動画投稿アプリ「TikTok(ティックトック)」でライブ配信を始め、メッセージアプリ上に作ったアカウントでは毎週寄せられる電話やメッセージでの相談にアドバイスを提供している。結婚相談所やライブイベント制作などの事業も立ち上げようとしている。
32年間何もできなかったが、やりたいことがなんでもできるようになって、すでに3年目。楽な道のりではなかったけれど、夫といたころの焦燥感に比べれば、何かに挑戦しているほうがはるかにいい。何より今は自由があると、トヤマさんは力を込めた。
ラウさんもトヤマさんも、離婚を明かした時に周囲の変化を感じたと話す。トヤマさんが受けたのは圧倒的に前向きな反応で、うらやましいと言う人さえいた。ラウさんへの反応は分かれたが、そこには世代の違いが表れていた。
「同年代の友人たちからはタブー扱いで、まるで私が家族を亡くしたかのようだった。なにも尋ねる人はなく、ただ同情の言葉をかけられた」--一方で30歳未満のZ世代は、だれもがおめでとうと口をそろえたという。
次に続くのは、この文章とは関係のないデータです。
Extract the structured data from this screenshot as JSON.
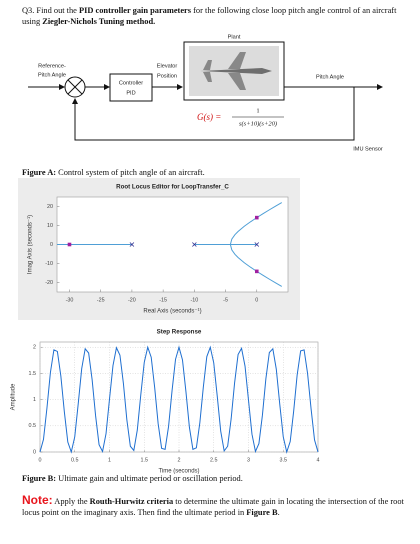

00年以降に成人したミレニアル世代は、前の世代とはまったく違う状況や社会的風潮の下で結婚した。パク氏によると、この世代が定年を迎え始めるころには、熟年離婚の増加に歯止めがかかり、横ばいに転じる可能性もある。ただし、それはまだ10年ほど先のことで、離婚は当面増え続ける見通しだ。
これから離婚しようとしている人々に向け、ラウさんは経験者として「この世界は素晴らしい」とエールを送った。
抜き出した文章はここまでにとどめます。